Per the California Corporations Code
The concept of “doing business” in California is laid out in the definition of “transact intrastate business” for a corporation or S-Corporation as entering into repeated and successive transactions of its business in California, other than interstate or foreign commerce. California Corporations Code § 191(a). For LLCs, the California Corporations Code utilizes the exact same definition. California Corporations Code § 17001(ap). The California Corporations Code does not define what constitutes interstate or foreign commerce but does specify activities that, in isolation, do not constitute transactions of intrastate business.
What Does Not Constitute Intrastate Business in California
Under California Corporations Code § 191(b), the following are not considered to be transacting intrastate business by a foreign corporation or S-Corporation, and under California Corporations Code § 17001(ap)(1) are not to be transacting intrastate business by a foreign LLC:
• Having a subsidiary that transacts intrastate business;
• Being a shareholder of a domestic corporation;
• Being a shareholder of a foreign corporation transacting intrastate business;
• Being a limited partner of a foreign limited partnership transacting intrastate business;
• Being a limited partner of a domestic limited partnership;
• Being a member or manager of a foreign limited liability company transacting intrastate business; or
• Being a member or manager of a domestic limited liability company.

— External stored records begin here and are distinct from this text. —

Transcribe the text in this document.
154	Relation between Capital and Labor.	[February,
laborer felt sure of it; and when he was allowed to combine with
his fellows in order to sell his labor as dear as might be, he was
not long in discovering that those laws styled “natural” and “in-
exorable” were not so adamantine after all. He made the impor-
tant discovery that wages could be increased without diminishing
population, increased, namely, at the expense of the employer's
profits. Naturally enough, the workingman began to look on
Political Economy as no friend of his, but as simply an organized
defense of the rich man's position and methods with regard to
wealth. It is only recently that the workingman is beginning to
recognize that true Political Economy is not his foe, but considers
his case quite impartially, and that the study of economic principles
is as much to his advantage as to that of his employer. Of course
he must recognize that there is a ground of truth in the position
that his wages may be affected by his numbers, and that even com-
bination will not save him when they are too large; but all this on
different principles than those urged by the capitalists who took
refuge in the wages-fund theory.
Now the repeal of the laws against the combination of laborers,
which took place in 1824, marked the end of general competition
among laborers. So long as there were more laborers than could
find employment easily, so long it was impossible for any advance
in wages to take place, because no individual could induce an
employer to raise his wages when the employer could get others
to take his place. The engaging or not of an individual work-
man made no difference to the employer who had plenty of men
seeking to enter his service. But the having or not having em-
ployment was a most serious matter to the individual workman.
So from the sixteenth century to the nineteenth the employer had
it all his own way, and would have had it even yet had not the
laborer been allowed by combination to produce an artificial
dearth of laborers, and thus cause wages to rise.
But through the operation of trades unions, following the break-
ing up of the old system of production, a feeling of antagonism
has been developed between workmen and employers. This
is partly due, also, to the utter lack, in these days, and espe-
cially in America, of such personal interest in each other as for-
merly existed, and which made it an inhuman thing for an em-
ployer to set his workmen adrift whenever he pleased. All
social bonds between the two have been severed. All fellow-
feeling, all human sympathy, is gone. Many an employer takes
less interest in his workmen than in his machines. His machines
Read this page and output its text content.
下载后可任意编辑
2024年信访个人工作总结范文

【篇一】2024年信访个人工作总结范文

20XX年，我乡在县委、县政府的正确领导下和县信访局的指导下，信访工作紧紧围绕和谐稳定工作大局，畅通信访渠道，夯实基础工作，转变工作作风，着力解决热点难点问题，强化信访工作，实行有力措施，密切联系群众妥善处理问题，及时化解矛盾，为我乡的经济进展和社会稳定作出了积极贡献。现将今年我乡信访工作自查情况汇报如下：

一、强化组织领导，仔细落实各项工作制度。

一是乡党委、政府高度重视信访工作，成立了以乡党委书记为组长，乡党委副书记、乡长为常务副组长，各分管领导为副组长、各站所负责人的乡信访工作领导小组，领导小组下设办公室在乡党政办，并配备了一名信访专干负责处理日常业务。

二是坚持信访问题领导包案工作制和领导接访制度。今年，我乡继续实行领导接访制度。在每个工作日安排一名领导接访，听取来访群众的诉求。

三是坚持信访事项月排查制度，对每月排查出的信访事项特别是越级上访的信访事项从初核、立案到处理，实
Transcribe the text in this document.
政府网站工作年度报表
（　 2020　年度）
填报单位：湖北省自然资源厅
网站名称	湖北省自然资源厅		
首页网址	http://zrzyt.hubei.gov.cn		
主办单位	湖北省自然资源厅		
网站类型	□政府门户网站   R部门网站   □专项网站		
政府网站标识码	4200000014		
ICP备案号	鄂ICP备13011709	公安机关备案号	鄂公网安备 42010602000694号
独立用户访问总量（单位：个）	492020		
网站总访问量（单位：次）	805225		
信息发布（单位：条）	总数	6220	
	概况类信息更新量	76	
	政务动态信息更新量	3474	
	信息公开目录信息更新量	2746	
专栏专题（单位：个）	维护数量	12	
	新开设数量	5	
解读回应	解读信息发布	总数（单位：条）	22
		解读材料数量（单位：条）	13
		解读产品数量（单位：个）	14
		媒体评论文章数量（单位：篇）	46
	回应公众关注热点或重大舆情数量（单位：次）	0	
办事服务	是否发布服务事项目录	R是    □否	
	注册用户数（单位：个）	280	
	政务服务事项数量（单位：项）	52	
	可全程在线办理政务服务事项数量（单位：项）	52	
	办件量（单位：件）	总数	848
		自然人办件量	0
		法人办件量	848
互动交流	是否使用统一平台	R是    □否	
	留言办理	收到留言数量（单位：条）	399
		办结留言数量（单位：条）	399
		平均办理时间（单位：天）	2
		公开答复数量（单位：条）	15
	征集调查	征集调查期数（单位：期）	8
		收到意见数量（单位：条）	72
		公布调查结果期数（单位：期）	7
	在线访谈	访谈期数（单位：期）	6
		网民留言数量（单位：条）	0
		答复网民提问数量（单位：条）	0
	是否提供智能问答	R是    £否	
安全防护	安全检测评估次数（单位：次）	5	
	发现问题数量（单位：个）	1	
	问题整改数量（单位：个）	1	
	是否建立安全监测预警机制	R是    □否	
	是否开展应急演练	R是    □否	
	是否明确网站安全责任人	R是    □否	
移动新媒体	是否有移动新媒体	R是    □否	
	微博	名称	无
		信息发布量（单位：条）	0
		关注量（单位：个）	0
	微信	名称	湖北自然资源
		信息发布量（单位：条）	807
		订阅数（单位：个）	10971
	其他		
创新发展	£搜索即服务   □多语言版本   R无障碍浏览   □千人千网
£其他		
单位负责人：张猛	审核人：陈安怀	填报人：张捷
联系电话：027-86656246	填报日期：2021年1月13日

Under California Corporations Code § 191(c), the following are not considered to be transacting intrastate business by a foreign corporation or S-Corporation, and under California Corporations Code § 17001(ap)(2) are not to be transacting intrastate business by a foreign LLC:
• Maintaining or defending any action or suit or any administrative or arbitration proceeding, or effecting the settlement thereof, or the settlement of claims or disputes;
• Holding meetings of its managers or members or carrying on any other activities concerning its internal affairs;
• Maintaining bank accounts;
• Maintaining offices or agencies for the transfer, exchange, and registration of the foreign limited liability company’s securities or maintaining trustees or depositaries with respect to those securities;
• Effecting sales through independent contractors;
• Soliciting or procuring orders, whether by mail or through employees or agents or otherwise, where those orders require acceptance without this state before becoming binding contracts;
• Creating or acquiring evidences of debt or mortgages, liens, or security interests in real or personal property;
• Securing or collecting debts or enforcing mortgages and security interests in property securing the debts; or
• Conducting an isolated transaction that is completed within 180 days and not in the course of a number of repeated transactions of a like nature.
In addition to these mirroring provisions for corporations and S-Corporations and LLCs, the California Corporations Code has unique definitions of what shall not be deemed intrastate commerce for each entity.
LLC Specific Definitions
Under California Corporations Code § 17001(ap)(3), a person shall not be deemed to be transacting intrastate business in this state merely because of its status as a member or manager of a domestic limited liability company or a foreign limited liability company registered to transact intrastate business in this state.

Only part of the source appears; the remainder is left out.